3. The creep lifetime and stress relation coefficient U’ for P92 have been obtained based on cavity along with grain boundary criterion; its value is typically 10 times smaller than that [1] of P91 under the same stress level and temperature.

4. The application of the calibrated creep cavity nucleation model gives a scientifically sound and simple cavity nucleation rate dependence of stress.

5. The methodology of the creep cavitation along grain boundaries is scientifically sound and should be a further application to other cases.

6. It also anticipated that such principle in methodology should find applications to other types of cavitation-based damage such as ductile failure, fatigue failure, and creep and fatigue combined failure [3];

7. The minimum creep strain rate and a more extensive range of stress level for P92 have obtained.

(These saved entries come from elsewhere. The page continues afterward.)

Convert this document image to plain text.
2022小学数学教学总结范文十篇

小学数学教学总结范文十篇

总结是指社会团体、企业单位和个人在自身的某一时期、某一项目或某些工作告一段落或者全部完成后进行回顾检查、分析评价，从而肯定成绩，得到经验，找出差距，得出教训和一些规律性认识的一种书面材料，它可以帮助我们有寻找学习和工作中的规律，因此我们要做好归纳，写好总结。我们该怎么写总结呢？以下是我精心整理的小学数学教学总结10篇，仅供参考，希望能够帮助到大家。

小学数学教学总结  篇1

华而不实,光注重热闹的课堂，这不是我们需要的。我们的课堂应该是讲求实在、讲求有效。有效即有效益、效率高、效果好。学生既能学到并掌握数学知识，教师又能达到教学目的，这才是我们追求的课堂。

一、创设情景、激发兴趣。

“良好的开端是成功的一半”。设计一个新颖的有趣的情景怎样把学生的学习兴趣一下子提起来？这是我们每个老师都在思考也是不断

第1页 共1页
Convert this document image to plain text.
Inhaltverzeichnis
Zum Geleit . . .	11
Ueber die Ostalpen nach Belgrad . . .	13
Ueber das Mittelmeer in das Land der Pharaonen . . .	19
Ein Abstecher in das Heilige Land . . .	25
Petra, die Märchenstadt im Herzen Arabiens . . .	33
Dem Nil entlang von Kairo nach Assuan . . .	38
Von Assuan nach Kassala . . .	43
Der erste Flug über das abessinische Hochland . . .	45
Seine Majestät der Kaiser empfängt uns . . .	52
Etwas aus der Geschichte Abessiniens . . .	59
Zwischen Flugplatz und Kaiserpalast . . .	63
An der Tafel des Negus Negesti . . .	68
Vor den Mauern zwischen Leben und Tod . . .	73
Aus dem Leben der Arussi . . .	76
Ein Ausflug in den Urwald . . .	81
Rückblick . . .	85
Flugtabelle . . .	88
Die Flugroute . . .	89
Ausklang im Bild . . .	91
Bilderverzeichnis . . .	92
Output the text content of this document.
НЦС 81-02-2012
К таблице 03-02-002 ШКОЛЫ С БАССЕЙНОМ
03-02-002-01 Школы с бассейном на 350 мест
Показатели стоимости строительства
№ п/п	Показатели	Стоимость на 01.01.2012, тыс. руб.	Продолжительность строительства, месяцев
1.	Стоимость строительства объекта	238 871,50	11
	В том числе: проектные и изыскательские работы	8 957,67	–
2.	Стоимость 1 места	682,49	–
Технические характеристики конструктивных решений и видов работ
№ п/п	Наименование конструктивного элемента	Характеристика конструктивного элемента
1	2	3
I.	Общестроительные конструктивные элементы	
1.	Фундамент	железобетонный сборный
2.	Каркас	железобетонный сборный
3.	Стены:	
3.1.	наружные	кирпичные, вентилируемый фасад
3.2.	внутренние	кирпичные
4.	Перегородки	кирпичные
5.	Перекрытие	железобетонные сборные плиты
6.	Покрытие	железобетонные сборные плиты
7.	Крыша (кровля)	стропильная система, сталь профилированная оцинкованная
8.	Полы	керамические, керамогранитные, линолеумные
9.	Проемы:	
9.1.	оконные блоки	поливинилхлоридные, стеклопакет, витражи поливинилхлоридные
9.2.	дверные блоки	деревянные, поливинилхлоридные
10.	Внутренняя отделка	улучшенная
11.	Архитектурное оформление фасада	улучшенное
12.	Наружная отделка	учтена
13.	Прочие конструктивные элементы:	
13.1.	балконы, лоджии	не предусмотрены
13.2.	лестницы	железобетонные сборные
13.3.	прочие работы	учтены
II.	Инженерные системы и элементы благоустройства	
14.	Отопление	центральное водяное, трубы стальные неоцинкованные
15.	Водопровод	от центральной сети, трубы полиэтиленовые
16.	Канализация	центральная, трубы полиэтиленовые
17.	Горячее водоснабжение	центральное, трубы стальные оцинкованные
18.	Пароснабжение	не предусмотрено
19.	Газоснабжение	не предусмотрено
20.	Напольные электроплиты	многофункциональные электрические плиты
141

Such formulae should use in the future development of constitutive equations.

Nomenclatures

$\dot{\epsilon }$	=	Creep strain rate
${\dot{\epsilon }}_{min}$	=	Minimum creep strain rate
${\dot{D}}_n$	=	Creep cavity nucleation rate
A, B, A’, B’	=	Material parameters, possibly dependent on temperature
q	=	Stress exponent for minimum creep strain rate
R	=	Cavity radius
t	=	Time
A1, A2, α, β, γ	=	Material parameter may depend on stress
N(R, t)	=	The cavity size distribution function
$f\left(R\right)$	=	The probability density function of cavity equivalent radius
C1, C2	=	Material parameter
$\dot{R}$	=	The growth rate of the cavity radius
J	=	The number density of cavity
$J^{\ast }$	=	Cavity nucleation rate
C	=	Integration constant related to the cavity growth rate
w	=	The cavity area fraction along the grain boundary
wf	=	A critical value of the cavity area fraction at the fracture
U’	=	Material parameter

Acknowledgments

Mrs Xuming Zheng is grateful for the partial scholarship for PhD research provided by the Santander Student Mobility Scholarship.

Disclosure statement

No potential conflict of interest was reported by the authors.

Additional information

Funding

The School of Computing and Engineering partially financially supported this work; the University of Huddersfield, and the Santander Student Mobility Scholarship.